Höhere Steuerabzüge für Kinderbetreuung findet eine klare Mehrheit

Antrag zu Art. 45 Abs. 1 Bst. h im Rahmen des XIV. Nachtrag zum Steuergesetz (22.17.11).

Mit der Erhöhung des Abzugs für die Kinderdrittbetreuung auf 15‘000 Franken macht die Regierung bereits einen wichtigen Schritt in die richtige Richtung. Wir möchten Ihnen jedoch beliebt machen, die aktuelle Vorlage zu nutzen, um den Abzug auf 25‘000 Franken zu erhöhen und damit mit der Regelung, die der Bund für die Bundessteuer vorsieht, gleichzuziehen.

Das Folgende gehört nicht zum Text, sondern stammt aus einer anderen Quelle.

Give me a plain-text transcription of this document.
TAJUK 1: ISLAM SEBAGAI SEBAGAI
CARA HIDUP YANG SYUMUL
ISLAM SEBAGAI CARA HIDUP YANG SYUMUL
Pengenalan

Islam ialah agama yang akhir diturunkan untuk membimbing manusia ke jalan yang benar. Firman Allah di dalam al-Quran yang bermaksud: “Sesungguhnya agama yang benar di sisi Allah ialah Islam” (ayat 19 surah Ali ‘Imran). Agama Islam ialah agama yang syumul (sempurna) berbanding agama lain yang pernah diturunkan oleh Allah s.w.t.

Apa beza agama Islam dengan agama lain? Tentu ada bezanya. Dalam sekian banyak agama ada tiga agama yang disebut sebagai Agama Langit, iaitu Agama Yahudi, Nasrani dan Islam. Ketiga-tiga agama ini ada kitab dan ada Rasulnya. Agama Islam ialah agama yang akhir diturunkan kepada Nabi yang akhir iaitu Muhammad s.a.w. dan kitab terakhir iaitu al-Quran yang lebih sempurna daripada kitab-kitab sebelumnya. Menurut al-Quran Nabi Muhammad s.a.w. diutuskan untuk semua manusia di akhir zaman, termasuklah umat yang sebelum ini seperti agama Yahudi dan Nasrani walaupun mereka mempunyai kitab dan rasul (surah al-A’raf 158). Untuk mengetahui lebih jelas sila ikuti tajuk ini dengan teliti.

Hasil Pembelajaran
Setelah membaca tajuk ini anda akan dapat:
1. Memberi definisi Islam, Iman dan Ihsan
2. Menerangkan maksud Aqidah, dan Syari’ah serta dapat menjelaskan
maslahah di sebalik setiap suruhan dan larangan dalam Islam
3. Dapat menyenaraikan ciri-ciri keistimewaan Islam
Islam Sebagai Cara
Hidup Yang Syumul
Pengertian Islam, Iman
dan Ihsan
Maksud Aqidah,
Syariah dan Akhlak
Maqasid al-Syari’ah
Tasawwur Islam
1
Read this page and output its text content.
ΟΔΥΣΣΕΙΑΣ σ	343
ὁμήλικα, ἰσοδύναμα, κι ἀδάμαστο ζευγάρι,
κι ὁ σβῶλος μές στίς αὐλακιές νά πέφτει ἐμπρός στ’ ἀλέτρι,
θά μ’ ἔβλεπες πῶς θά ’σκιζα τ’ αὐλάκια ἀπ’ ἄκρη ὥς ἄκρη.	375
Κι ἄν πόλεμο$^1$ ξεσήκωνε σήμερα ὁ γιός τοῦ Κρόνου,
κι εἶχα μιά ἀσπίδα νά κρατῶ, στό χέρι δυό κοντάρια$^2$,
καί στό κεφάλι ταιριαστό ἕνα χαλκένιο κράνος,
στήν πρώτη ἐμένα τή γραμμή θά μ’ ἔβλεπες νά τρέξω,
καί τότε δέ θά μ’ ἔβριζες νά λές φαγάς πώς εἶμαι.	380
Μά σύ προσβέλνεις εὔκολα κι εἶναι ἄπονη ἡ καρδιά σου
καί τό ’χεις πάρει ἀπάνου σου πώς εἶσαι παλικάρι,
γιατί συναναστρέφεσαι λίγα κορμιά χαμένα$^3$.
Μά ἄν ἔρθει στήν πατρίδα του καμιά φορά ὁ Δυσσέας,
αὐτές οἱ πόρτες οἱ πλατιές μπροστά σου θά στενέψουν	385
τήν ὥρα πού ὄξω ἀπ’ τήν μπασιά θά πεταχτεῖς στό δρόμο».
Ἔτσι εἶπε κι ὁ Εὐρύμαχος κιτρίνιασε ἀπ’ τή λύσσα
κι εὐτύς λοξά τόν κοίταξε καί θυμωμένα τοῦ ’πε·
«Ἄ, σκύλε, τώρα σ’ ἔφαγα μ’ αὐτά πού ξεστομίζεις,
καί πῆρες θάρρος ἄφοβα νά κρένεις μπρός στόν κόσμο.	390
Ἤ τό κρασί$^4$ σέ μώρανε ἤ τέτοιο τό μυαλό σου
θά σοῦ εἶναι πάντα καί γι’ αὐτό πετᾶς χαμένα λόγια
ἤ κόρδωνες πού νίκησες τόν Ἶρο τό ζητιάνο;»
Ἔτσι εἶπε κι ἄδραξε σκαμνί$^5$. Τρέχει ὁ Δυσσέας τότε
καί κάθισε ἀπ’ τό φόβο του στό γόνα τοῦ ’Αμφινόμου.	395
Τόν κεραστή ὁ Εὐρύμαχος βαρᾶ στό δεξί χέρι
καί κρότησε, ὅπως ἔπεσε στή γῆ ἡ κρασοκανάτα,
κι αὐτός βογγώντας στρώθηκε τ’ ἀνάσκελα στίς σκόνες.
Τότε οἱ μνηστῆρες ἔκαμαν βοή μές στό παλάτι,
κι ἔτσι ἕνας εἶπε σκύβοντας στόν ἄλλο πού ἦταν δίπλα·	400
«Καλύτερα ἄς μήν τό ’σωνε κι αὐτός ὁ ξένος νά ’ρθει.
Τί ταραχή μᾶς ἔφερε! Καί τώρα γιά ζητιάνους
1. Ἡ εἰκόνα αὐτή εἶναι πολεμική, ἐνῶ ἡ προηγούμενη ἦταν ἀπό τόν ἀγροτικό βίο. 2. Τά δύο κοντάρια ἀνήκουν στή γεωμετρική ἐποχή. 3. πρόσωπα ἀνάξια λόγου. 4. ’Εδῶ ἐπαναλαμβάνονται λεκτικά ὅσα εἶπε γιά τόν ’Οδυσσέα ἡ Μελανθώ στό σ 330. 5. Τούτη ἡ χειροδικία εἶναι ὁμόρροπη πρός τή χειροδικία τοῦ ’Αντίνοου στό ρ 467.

Dies aus drei Gründen: (1) als beherzte Massnahme gegen den Fachkräftemangel, die uns erst noch kaum etwas kostet, (2) als wichtiges Zeichen, dass es uns ernst ist, auch gut ausgebildeten Frauen die Vereinbarkeit von Beruf und Familie zu ermöglichen, und (3) als Teil unseres Bemühens, den Kanton St.Gallen als attraktiven Wohn- und Wirtschaftsstandort zu positionieren.

Der Fachkräftemangel ist ein Fakt, gerade auch im Kanton St.Gallen. Besonders eklatant ist der Mangel an Fachkräften in den Bereichen Sozial- und Gesundheitswesen, Informatik, Elektrik und Elektronik. Wir alle sollten uns eigentlich einig sein, dass wir zuerst das inländische Potenzial an Fachkräften ausschöpfen sollten, bevor wir uns im Ausland auf die Suche machen.

Dabei ist die steuerliche Behandlung der Kinderdrittbetreuung ein entscheidendes Element. Denn die sehr gute, aber eben auch sehr teure Kinderdrittbetreuung schafft eindeutig unerwünschte negative Erwerbsanreize. Dies stellt der Bund ebenso fest wie der Kanton. Mit einem höheren Steuerabzug wird es namentlich für gut Ausgebildete attraktiver, im Erwerbsleben zu bleiben oder das Arbeitspensum zu erhöhen.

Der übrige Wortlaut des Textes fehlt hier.